A test of SARS-CoV-2 immunity status has been developed that measures the ability of the viral spike protein to bind the human ACE2 receptor. The first of its kind, the pin prick test is powered by a protein-complementation strategy using the fluorescent luciferase protein from a deep-water shrimp. The binding of the spike protein to human ACE2 gives off a glow of light that is captured by a luminometer instrument.
The researchers who developed it expect the test to become a valuable tool for deciding who needs a booster and when, which will help save lives and avoid future lockdowns.
The study was led by Igor Stagljar, a professor of biochemistry and molecular genetics, at the Donnely Centre for Cellular and Biomolecular Research, at Temerty Faculty of Medicine, and Shawn Owen, an associate professor of pharmaceutics and pharmaceutical chemistry, at the University of Utah. The journal Nature Communications published their findings.

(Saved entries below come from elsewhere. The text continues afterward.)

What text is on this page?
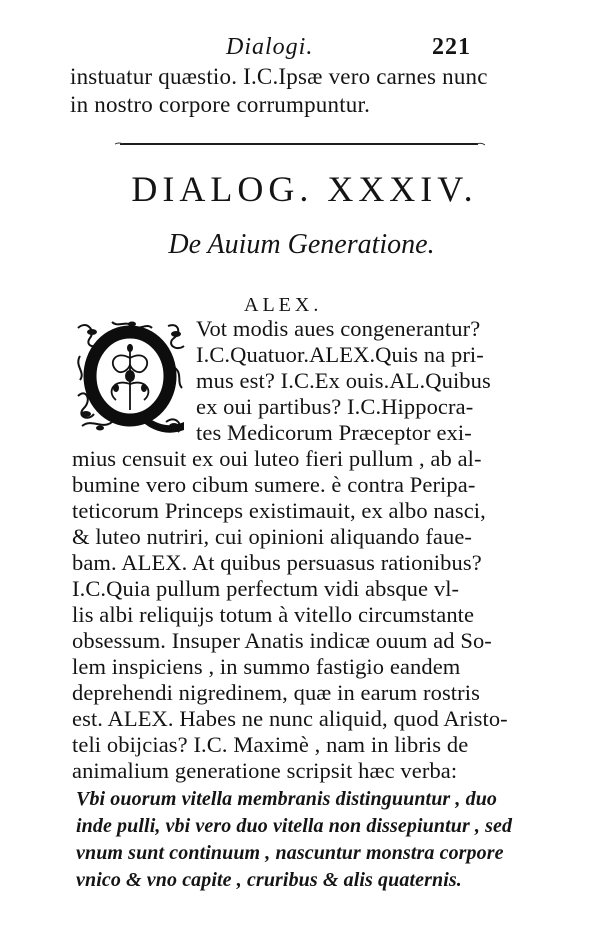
Dialogi.	221
instuatur quæstio. I.C.Ipsæ vero carnes nunc
in nostro corpore corrumpuntur.
DIALOG. XXXIV.
De Auium Generatione.
ALEX.
Vot modis aues congenerantur?
I.C.Quatuor.ALEX.Quis na pri-
mus est? I.C.Ex ouis.AL.Quibus
ex oui partibus? I.C.Hippocra-
tes Medicorum Præceptor exi-
mius censuit ex oui luteo fieri pullum , ab al-
bumine vero cibum sumere. è contra Peripa-
teticorum Princeps existimauit, ex albo nasci,
& luteo nutriri, cui opinioni aliquando faue-
bam. ALEX. At quibus persuasus rationibus?
I.C.Quia pullum perfectum vidi absque vl-
lis albi reliquijs totum à vitello circumstante
obsessum. Insuper Anatis indicæ ouum ad So-
lem inspiciens , in summo fastigio eandem
deprehendi nigredinem, quæ in earum rostris
est. ALEX. Habes ne nunc aliquid, quod Aristo-
teli obijcias? I.C. Maximè , nam in libris de
animalium generatione scripsit hæc verba:
Vbi ouorum vitella membranis distinguuntur , duo
inde pulli, vbi vero duo vitella non dissepiuntur , sed
vnum sunt continuum , nascuntur monstra corpore
vnico & vno capite , cruribus & alis quaternis.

“Our method, which we named Neu-SATiN, is as accurate as, but faster and cheaper than, the gold standard, and it can be quickly adapted for new variants as they emerge,” he said.
Neu-SATiN stands for Neutralization Serological Assay based on split Tri-part Nanoluciferase, and it is a newer version of SATiN, which monitors the complete IgG pool, which they developed last year.

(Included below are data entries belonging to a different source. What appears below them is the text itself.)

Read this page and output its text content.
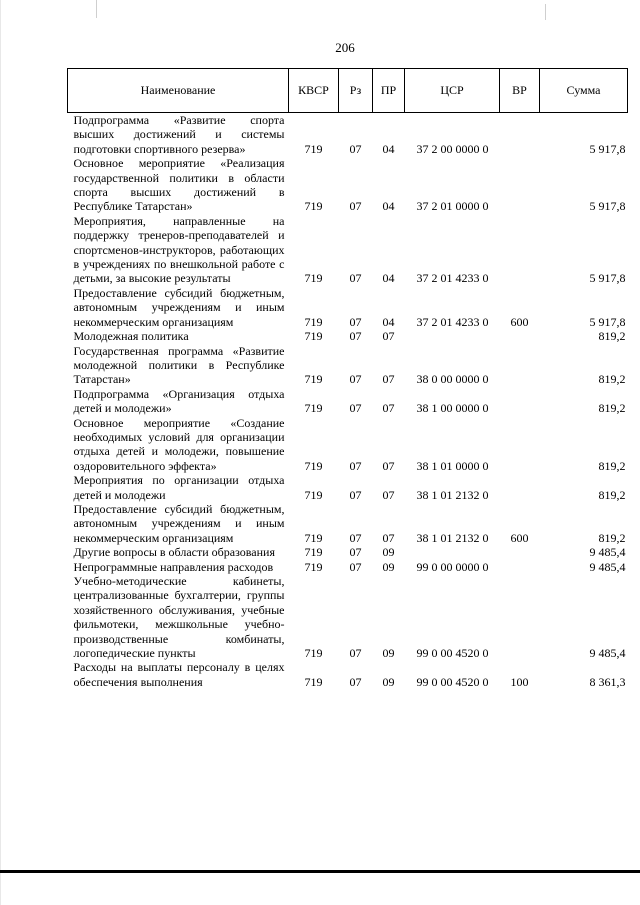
206
Наименование	КВСР	Рз	ПР	ЦСР	ВР	Сумма
Подпрограмма «Развитие спорта высших достижений и системы подготовки спортивного резерва»	719	07	04	37 2 00 0000 0		5 917,8
Основное мероприятие «Реализация государственной политики в области спорта высших достижений в Республике Татарстан»	719	07	04	37 2 01 0000 0		5 917,8
Мероприятия, направленные на поддержку тренеров-преподавателей и спортсменов-инструкторов, работающих в учреждениях по внешкольной работе с детьми, за высокие результаты	719	07	04	37 2 01 4233 0		5 917,8
Предоставление субсидий бюджетным, автономным учреждениям и иным некоммерческим организациям	719	07	04	37 2 01 4233 0	600	5 917,8
Молодежная политика	719	07	07			819,2
Государственная программа «Развитие молодежной политики в Республике Татарстан»	719	07	07	38 0 00 0000 0		819,2
Подпрограмма «Организация отдыха детей и молодежи»	719	07	07	38 1 00 0000 0		819,2
Основное мероприятие «Создание необходимых условий для организации отдыха детей и молодежи, повышение оздоровительного эффекта»	719	07	07	38 1 01 0000 0		819,2
Мероприятия по организации отдыха детей и молодежи	719	07	07	38 1 01 2132 0		819,2
Предоставление субсидий бюджетным, автономным учреждениям и иным некоммерческим организациям	719	07	07	38 1 01 2132 0	600	819,2
Другие вопросы в области образования	719	07	09			9 485,4
Непрограммные направления расходов	719	07	09	99 0 00 0000 0		9 485,4
Учебно-методические кабинеты, централизованные бухгалтерии, группы хозяйственного обслуживания, учебные фильмотеки, межшкольные учебно-производственные комбинаты, логопедические пункты	719	07	09	99 0 00 4520 0		9 485,4
Расходы на выплаты персоналу в целях обеспечения выполнения	719	07	09	99 0 00 4520 0	100	8 361,3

“The truth is we don’t yet know how frequent our shots should be to prevent infection,” said Stagljar. “To answer these questions, we need rapid, inexpensive and quantitative tests that specifically measure SARS-CoV-2 neutralizing antibodies, which are the ones that prevent infection.”
When a patient blood sample is added into the proprietary mixture, neutralizing antibodies bind the spike protein, preventing it from contacting ACE2. Consequently, in such cases, luciferase remains in pieces, with an accompanying drop in light signal. The plug and play method can be adapted to different variants within a couple of weeks by engineering variant mutations into the spike protein.
The researchers applied Neu-SATiN to blood samples collected from 63 patients with different histories of COVID-19 infection and vaccination up to November 2021. Patient neutralizing capacity was assessed against the original Wuhan strain and the variants, Alpha, Beta, Gamma, Delta and Omicron.
“We thought it would be important to monitor people that have been vaccinated to see if they still have protection and how long it lasts,” said Owen, who did his postdoctoral training in the Donnelly Centre with distinguished bioengineer and University Professor Molly Shoichet. “But we also wanted to see if you were vaccinated against one variant, does it protect you against another variant?”
The neutralizing antibodies were found to last about three to four months when their levels would drop by about 70 per cent irrespective of infection or vaccination status.
The data match those from a recent U.K. study, which showed that both neutralizing antibodies and cellular immunity, a type of immunity provided by memory T cells, from either infection, vaccination, or both, offered no protection from catching Omicron. In a surprising twist, the U.K. group also found that infections with Omicron boosted immunity against earlier strains, but not against Omicron itself, for reasons that remain unclear.
“There will be new variants in the near future for sure,” Stagljar said. “Monitoring and boosting immunity with respect to circulating variants will become increasingly important and our method could play a key role in this since it is fast, accurate, quantitative and cheap.”